Chaque fois, le héros est attendu comme un sauveur : ce sera l’échec pour Perceval et la réussite pour Gauvain. Si riches et si merveilleux qu’ils paraissent, ces deux mondes souffrent également d’un manque que seul le chevalier élu pourra combler. Si Autre Monde il y a, le Conte du Graal exhibe ses malheurs plus qu’il n’en montre la supériorité sur le monde arthurien. En cela, le roman se range dans la tradition celtique qui imagine un monde surnaturel jalousant le monde réel (cf. Mythe de Mélusine). Ce que les habitants de l’Autre Monde semblent envier à celui-ci, c’est la vie qui l’anime. Car l’Autre Monde est mort : il est frappé de stérilité (à l’image de la blessure aux jambes du roi Pêcheur) et le temps ne s’y écoule plus (comme au château des Reines). Le passage de l’eau symbolise d’ailleurs cette entrée dans le royaume des morts.
Cependant, Chrétien ne se limite pas à aux sources celtiques de la « matière de Bretagne ». Le Château des Reines peut également être interprété comme une image de la Jérusalem céleste.

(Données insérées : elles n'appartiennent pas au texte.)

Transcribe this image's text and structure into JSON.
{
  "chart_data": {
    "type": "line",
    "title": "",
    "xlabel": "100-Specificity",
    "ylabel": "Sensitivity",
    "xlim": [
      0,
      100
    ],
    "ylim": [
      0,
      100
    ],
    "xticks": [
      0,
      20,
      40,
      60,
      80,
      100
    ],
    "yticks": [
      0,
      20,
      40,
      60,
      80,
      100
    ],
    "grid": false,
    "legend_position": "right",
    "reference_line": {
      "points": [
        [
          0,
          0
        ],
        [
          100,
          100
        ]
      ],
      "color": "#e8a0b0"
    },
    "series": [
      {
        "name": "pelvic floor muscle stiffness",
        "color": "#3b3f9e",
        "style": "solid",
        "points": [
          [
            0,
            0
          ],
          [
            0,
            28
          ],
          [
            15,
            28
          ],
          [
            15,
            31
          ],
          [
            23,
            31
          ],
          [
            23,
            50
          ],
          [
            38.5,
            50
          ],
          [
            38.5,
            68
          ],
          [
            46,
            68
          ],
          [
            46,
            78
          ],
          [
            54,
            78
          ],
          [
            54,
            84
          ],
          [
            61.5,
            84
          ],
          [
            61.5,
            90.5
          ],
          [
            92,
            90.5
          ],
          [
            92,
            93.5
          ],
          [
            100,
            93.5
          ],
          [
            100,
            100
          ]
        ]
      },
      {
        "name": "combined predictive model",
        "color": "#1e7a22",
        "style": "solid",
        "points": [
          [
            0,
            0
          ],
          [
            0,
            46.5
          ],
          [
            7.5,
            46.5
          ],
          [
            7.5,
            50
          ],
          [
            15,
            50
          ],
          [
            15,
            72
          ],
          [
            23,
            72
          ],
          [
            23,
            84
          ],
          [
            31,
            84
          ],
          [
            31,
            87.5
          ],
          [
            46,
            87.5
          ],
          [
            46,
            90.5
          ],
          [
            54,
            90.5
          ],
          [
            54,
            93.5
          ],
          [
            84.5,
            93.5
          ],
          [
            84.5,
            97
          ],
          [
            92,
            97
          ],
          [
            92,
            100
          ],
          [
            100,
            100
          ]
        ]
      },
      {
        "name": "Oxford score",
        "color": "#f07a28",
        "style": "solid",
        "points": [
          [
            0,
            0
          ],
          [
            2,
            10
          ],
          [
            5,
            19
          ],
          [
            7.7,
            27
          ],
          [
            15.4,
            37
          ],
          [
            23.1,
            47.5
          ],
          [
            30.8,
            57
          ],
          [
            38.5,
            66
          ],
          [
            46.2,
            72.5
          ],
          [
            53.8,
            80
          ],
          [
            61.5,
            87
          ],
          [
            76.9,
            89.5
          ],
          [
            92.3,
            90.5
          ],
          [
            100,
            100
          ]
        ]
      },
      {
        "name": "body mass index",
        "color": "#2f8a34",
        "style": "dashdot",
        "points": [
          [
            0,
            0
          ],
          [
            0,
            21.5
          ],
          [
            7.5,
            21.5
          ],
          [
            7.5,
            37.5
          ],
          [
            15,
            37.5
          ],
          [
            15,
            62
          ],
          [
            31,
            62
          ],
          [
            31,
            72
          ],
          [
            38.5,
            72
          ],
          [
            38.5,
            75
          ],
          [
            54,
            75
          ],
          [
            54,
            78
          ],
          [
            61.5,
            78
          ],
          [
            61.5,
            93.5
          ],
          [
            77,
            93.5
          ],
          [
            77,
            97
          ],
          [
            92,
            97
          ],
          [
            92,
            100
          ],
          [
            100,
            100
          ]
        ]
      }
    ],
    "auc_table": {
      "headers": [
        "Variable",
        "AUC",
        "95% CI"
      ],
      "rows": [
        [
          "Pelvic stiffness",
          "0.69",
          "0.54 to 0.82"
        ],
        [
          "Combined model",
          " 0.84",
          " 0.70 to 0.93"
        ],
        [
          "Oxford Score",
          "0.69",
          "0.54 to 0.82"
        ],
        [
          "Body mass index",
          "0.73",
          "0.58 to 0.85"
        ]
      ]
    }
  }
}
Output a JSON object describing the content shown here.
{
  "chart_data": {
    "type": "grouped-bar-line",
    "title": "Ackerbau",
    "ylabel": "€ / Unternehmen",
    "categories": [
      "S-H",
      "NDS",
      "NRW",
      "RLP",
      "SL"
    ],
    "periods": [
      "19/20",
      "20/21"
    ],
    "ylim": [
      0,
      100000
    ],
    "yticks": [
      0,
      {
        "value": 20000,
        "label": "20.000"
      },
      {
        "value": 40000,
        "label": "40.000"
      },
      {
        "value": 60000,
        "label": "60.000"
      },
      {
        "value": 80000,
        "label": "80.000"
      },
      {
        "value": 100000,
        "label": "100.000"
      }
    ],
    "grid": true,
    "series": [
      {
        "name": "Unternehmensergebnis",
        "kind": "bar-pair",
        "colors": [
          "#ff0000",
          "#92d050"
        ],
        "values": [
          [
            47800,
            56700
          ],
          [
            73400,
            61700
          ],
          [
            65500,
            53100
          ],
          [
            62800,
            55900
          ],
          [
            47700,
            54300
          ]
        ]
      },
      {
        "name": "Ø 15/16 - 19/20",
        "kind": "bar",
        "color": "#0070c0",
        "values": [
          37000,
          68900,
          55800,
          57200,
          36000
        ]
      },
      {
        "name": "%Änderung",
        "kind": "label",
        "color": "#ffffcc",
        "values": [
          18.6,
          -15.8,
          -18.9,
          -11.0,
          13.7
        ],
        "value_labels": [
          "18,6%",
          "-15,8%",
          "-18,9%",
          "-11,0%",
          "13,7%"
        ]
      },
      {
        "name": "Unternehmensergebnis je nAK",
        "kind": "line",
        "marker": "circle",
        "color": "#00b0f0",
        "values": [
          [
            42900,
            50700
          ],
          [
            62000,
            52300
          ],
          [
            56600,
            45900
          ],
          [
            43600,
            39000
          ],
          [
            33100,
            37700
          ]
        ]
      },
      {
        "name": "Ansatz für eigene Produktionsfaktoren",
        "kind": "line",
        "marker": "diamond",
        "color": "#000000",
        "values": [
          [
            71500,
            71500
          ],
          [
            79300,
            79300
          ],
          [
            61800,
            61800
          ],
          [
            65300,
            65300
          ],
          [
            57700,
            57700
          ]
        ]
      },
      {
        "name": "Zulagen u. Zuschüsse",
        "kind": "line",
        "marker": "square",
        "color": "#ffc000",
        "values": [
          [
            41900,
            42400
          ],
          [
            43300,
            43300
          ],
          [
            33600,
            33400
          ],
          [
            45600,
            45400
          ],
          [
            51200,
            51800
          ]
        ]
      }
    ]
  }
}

– Le Château des Reines, peut, par ses présences féminines, évoquer les fées des légendes celtiques, mais la description qu’en fait Chrétien ne peut manquer de rappeler aux clercs une image de la Jérusalem céleste, dont l’éclat « était semblable à celui d’une pierre très précieuse, d’une pierre de jaspe transparente comme du cristal. »
p. 184 : « ils arrivent au palais dont l’entrée était très haute, et les portes riches et belles. Même les gonds et les charnières étaient d’or fin, nous disent les histoires ! L’une des portes était d’ivoire, bien ciselée sur sa surface ; l’autre porte de bois d’ébène, de la même façon ornée. Chacune bien enluminée d’or et de pierres précieuses. Le pavé du palais était de diverses couleurs : vert, rouge, bleu et violet, bien ajusté et bien poli. »
– Les visages y sont auréolés de gloire :
p. 189 : « Ses cheveux étaient cerclés d’or, et ils étaient dorés autant que l’or et davantage. Son visage était blanc et la nature l’enluminait d’une couleur vermeille et pure. »
– Les demoiselles paraissent des figures immobiles plongées dans une muette contemplation, attitude bien différente des dames de Tintagel :
p. 175 : « Il offre bien cinq cents fenêtres ouvertes, qui sont toutes garnies de dames et de demoiselles, en train de regarder devant leurs yeux les prés et les vergers fleuris. »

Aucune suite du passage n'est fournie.